Another stride forward in the background of barbecue is the grill itself. For home cookouts, the backyard grill (made of brick or stone) became popular during the mid-1900s. With the post-WWII migration to the suburbs, a more compact, portable alternative, the brazier grill, became the next hot item. In 1952 welder George Stephen (a frequent backyard chef) sought to improve the open-style grills. He welded legs to the bottom of a buoy form and shaped a lid to go on top. With the addition of a handle and some adjustable air ports, the Weber Kettle was born.
Outdoor cooking evolved again during the 1960s: In a quest to boost sales of natural gas, the Arkansas Louisiana Gas Co. designed a gas-fueled grill. Although charcoal aficionados contend that their fuel is best, the speed and convenience of gas cooking has won many fans.

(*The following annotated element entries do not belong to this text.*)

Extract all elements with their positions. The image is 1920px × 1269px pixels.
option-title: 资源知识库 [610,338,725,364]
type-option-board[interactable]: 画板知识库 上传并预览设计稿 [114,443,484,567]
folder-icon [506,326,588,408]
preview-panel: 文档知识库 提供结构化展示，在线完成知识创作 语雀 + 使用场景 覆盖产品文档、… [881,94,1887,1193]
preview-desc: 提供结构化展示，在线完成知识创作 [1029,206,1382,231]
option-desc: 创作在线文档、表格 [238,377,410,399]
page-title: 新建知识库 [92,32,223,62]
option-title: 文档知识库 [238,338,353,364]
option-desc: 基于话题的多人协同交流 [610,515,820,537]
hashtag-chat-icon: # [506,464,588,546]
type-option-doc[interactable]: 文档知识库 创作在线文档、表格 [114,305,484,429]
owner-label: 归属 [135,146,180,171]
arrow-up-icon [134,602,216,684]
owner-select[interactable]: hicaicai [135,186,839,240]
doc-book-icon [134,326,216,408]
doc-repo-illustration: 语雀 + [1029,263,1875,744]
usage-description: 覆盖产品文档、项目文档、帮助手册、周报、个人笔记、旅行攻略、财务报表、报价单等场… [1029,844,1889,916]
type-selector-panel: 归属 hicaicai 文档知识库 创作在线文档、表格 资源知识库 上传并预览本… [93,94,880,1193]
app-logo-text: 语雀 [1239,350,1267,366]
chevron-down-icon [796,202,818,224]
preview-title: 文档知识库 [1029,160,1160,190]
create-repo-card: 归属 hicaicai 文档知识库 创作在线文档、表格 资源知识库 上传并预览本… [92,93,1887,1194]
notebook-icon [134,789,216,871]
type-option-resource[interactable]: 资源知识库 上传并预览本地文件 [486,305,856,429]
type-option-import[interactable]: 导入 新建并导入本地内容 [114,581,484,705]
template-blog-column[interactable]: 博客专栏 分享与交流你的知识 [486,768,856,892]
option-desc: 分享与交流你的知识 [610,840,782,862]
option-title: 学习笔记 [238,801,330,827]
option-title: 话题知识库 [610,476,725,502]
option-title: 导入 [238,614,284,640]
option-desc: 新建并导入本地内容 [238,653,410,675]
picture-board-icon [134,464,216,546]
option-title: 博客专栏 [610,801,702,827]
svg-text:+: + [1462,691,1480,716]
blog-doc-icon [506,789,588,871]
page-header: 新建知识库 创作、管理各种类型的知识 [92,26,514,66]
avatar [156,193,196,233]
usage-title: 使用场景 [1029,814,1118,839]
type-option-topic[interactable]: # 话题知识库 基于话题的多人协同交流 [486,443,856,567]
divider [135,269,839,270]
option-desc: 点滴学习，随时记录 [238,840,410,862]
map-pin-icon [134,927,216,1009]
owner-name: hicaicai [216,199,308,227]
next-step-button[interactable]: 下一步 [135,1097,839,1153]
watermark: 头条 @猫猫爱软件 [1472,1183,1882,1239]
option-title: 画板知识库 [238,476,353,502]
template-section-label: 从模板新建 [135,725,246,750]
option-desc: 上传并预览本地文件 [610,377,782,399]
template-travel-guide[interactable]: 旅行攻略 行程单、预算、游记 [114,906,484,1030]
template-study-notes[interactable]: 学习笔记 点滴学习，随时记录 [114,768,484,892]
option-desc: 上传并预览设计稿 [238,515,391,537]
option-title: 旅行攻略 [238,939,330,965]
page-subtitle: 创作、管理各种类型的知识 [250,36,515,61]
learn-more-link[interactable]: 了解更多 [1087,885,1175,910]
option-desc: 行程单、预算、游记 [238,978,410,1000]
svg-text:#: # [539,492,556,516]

Across the country, custom and culture have determined the meanings of barbecue and separated the Qs from the grills. In Texas, where beef reigns, the menu is brisket or steak. In the Southeast, where wild pigs were once the meat mainstay, pork (ribs and roasts) is king. Memphis and Kansas City both claim to be the barbecue capital of the world. Here in the North, we grill; but when we gather to grill, we call the event a barbecue. Each outdoor-cooking tradition runs deep, and though differences in the approach may spark disagreements, the result — a tasty meal — ultimately brings us together.
Wind, rain and cold are obstacles to open-grill cooking. To overcome these challenges and provide adjustable airflow for regulating heat, George Stephen, a shop welder for Weber Brothers Metal Works, fashioned the now-famous kettle grill in 1952 (shown in the photo above).